Outdoors humor columnist Patrick F. McManus dies at 84

By KEITH RIDLER, Associated Press
Published: April 13, 2018, 10:54pm

BOISE, Idaho — Patrick F. McManus, a prolific writer best known for his humor columns in fishing and hunting magazines who also wrote mystery novels and one-man comedy plays, has died. He was 84.

McManus died Wednesday evening at a nursing facility where he lived in Spokane, where he had been in declining health, Tim Behrens, who performed the one-man plays, said Friday.

“He was a warm man, he was a good man, he was a funny man,” Behrens said. “I look at him right up there with Mark Twain.”

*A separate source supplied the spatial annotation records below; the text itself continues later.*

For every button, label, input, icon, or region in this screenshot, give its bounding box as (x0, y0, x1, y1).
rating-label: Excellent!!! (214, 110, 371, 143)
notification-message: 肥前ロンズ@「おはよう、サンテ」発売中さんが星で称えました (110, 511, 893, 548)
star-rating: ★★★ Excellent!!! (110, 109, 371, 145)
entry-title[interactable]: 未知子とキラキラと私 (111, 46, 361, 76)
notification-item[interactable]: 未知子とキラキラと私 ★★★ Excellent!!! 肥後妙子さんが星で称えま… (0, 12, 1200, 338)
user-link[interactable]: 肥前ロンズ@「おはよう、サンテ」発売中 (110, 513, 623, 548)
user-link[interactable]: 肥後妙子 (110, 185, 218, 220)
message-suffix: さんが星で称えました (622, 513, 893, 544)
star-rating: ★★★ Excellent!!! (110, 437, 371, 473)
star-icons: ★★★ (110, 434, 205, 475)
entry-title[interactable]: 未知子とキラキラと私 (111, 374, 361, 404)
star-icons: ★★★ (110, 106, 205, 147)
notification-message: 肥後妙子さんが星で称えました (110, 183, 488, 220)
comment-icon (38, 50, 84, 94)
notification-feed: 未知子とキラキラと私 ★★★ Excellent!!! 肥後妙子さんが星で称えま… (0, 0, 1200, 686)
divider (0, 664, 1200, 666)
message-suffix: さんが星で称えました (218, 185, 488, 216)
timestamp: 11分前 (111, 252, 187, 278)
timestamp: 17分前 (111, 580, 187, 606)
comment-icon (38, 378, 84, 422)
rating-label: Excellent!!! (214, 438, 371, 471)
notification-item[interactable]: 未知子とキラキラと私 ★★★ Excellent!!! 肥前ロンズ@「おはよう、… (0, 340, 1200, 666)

McManus wrote monthly humor columns for more than three decades for the popular magazines Field & Stream and Outdoor Life, the columns later appeared in books. He also wrote other books, more than two dozen in all, that included a guide for humor writers, and a series of mystery novels with a darker form of humor involving fictional Blight County, Idaho, and Sheriff Bo Tully. Altogether, he sold more than 5 million copies and appeared on the New York Times best-seller list.

Many of his characters are drawn from real people from his childhood in Sandpoint, Idaho, about 75 miles northeast of Spokane, said Bill Stimson, a journalism professor at Eastern Washington University and former writing student of McManus at the same school. The two became lifelong friends.

The fictional Rancid Crabtree, for example, is a loner living in the woods who cares only about fishing and hunting and has no one telling him to go to school. Stimson said McManus told him that Crabtree is based on a real person that he found in the hills around Sandpoint as a child.

While many of his characters involve country bumpkins, McManus himself loved reading.

“He had a very scholarly interest in writing and literature,” Stimson said. “He read everything.”

McManus is survived by his wife, Darlene, four daughters, nine grandchildren and six great-grandchildren.